Set in Naranjo’s native home of Guanajuato,
Voy a explotar offers a portrait of the picturesque colonial city, with its houses that climb the surrounding hills, as seen from the central rooftops and subterranean tunnels that Román and Maru traverse in search of the feeling of escape as much escape’s actuality. They, and we, see Guanajuato from above and below, a sly visual strategy that mirrors the kids’ mischievous plan, to pretend that they’ve fled the city when they’re actually camping out on the roof of Román’s family home, hiding in plain sight, fumbling their way through sex or snatching booze and junk food while everyone else is asleep or out, while their parents, either lazily indifferent or hysterical and useless, go about their negligent search. (Román’s father is hilariously played by Mexican veteran Daniel Giménez Cacho, probably most familiar to Anglophone viewers as a disembodied voice—he was the anonymous narrator of Alfonso Cuaron’s Y tu mamá también (01).)


I saw
Voy a explotar at the 2008 Toronto International Film Festival and have since been patiently wondering when it might resurface. The film played the New York Film Festival that same year, and eventually returned to NYC screens last summer. It never received any theatrical release anywhere in Canada that I know of, but at least, unlike a number of other equally worthy recent Latin American films, it’s now been granted a DVD release from Paradox/E1 in a no-frills package but featuring a decent transfer. The film was co-produced by Canana, the Mexican company overseen by Y tu mamá también’s stars Gael García Bernal and Diego Luna. They recently re-teamed for Rudo y Cursi (08), which was kinda fun but not nearly as exciting a film as Voy a explotar.
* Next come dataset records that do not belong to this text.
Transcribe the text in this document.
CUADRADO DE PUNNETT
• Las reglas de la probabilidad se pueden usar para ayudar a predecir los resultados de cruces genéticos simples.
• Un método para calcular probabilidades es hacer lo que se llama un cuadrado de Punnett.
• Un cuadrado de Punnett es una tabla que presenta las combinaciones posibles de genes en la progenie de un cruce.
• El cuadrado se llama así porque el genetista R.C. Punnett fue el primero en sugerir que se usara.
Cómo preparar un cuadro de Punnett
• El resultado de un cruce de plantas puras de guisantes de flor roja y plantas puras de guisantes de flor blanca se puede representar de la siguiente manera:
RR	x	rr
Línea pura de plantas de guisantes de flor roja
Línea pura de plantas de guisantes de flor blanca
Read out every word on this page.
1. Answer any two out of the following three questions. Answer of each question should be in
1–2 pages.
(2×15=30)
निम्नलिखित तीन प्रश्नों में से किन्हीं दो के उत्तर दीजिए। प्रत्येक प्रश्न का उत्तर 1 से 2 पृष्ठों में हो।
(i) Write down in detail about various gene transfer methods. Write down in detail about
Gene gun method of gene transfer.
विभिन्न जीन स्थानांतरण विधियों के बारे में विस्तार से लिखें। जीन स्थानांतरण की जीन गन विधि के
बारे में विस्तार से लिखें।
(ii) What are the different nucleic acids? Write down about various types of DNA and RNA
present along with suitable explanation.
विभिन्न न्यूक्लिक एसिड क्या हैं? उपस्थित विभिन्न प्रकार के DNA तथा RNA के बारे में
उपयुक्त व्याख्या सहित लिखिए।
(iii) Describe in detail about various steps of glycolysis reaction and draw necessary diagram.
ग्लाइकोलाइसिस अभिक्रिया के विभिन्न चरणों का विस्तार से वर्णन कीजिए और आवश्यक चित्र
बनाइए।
It did however get some limited Canadian distribution, presumably in the hopes that García Bernal and Luna’s allure could result in another art house hit. (It didn’t.) I don’t know that Voy a explotar could have generated the sort of box office that potential distributors require to justify such a gamble, but with any luck its appearance on DVD will help to keep viewers alert to the fact that, ten years after Amores Perros (00), Mexican cinema is still very much alive and kicking and ready to explode upon the international scene.